Nominee best fiction Kompasiana Awards 2019. 9 September 1997. Novel, modeling, music, medical, and psychology. Penyuka green tea dan white lily. Contact: l.maurinta.wigati@gmail.com Twitter: @Maurinta
Calvin,Aku Mencintaimu Karena Allah
"Mungkin aku selalu salah di matamu. Apa yang kulakukan tak pernah berarti. Tapi aku sangat mencintaimu, Silvi. Aku selalu berharap kamu akan mencintaiku juga suatu saat nanti."
Mata sipit dan mata biru beradu pandang. Perlahan Calvin melepas tatapannya.
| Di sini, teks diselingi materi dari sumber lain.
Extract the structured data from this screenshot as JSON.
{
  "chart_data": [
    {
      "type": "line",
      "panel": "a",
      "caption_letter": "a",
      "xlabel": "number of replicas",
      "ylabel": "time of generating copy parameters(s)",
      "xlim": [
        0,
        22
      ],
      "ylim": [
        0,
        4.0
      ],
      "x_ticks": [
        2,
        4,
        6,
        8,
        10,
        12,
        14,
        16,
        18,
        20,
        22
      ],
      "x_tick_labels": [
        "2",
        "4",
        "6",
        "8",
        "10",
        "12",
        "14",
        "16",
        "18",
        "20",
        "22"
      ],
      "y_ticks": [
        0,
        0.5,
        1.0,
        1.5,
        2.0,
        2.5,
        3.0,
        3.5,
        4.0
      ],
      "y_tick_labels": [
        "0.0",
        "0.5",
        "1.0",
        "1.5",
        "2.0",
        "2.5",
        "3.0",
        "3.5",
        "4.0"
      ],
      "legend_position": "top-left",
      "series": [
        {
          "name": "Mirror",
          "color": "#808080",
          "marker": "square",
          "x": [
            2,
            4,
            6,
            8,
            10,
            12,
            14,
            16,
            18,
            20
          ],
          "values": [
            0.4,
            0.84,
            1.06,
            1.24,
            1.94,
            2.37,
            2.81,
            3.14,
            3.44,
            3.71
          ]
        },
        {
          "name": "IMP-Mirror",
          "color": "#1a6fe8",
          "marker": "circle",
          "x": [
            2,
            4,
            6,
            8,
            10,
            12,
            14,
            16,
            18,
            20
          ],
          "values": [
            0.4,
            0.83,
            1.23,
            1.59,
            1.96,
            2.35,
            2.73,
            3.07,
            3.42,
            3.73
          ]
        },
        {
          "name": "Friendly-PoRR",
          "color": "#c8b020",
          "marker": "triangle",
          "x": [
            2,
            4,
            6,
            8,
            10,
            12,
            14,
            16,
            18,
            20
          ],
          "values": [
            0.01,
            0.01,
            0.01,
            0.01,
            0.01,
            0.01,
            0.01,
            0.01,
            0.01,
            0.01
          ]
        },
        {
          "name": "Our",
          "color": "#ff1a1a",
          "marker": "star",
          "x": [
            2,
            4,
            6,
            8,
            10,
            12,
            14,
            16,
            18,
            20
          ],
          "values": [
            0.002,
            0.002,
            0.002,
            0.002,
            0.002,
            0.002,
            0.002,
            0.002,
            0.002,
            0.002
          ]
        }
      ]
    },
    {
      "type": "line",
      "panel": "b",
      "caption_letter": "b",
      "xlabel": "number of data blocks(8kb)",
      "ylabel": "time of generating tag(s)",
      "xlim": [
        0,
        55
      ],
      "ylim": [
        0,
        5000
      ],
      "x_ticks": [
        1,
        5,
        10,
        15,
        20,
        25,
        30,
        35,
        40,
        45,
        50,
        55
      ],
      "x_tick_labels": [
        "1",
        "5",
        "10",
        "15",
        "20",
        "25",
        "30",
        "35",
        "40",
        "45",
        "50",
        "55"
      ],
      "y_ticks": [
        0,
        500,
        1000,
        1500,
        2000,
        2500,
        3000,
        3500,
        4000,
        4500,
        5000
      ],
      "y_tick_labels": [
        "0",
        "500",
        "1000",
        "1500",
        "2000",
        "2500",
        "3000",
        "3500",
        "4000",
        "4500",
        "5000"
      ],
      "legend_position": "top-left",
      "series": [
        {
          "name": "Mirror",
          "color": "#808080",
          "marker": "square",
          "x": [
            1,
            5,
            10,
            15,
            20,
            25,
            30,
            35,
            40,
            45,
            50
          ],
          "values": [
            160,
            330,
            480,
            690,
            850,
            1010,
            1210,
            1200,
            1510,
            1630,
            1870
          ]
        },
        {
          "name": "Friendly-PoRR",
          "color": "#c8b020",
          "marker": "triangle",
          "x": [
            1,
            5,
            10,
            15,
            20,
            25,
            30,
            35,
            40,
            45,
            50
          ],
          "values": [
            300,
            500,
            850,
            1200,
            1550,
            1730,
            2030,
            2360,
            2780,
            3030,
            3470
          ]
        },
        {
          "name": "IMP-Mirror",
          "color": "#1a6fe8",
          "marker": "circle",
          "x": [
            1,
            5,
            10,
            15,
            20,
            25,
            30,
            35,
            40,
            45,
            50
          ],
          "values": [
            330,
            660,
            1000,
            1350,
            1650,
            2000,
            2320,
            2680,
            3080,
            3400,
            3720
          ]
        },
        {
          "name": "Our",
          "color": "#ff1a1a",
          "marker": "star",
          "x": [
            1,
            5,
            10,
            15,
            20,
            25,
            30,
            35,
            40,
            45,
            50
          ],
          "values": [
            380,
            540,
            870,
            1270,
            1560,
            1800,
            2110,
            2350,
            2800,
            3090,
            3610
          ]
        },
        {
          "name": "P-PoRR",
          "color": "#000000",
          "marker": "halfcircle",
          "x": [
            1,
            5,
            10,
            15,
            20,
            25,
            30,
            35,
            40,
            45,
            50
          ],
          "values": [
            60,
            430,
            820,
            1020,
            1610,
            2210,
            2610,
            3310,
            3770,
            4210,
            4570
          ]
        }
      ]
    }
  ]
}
Pria berdarah Tionghoa kelahiran 9 Desember itu bangkit dari sofa.
"Aku harus menidurkan Alif." Calvin mendaratkan kecupan hangat di pipi Silvi, mengusap rambut panjangnya.
Dalam kebekuan, Silvi dapat mendengar derap kaki suaminya menaiki anak tangga. Kecamuk rasa mengaduk-aduk hatinya. Kagum, sedih, terharu, dan bahagia.
Benaknya terusik. Tak didengarnya lagi bunyi langkah kaki Calvin. Ganjil, bukankah tadi suaminya baru saja naik di pertengahan tangga? Tidak, pasti ada yang tidak beres.
Sejurus kemudian Silvi bergegas ke kaki tangga. Hatinya disergap ketakutan melihat tubuh tinggi semampai itu limbung nyaris jatuh. Ya Allah, ia tak tega. Desakan rasa cinta mendorong jauh-jauh egonya. Silvi menyusul menaiki tiga anak tangga, lembut meletakkan tangannya di punggung Calvin.
"Calvin, are you ok?" desah Silvi, lembut dan khawatir.
Debar ketakutan memukul-mukul jantung Silvi saat Calvin berbalik. Wajah blogger dan pengusaha tampan itu sangat pucat. Darah segar mengalir dari hidungnya.
"Aku mencemaskan kondisimu, Calvin." Silvi bergumam tanpa sadar.
Tak tahukah Silvi? Calvin selalu begini tiap kali Silvi menyakitinya. Darah itu salah satunya.
Lengan Silvi melingkar erat ke leher Calvin. Untuk pertama kalinya setelah bertahun-tahun, Silvi memeluk Calvin. Air mata membasahi pipi wanita cantik itu. Bibirnya bergetar hebat. Egonya dirobek-robek oleh cinta.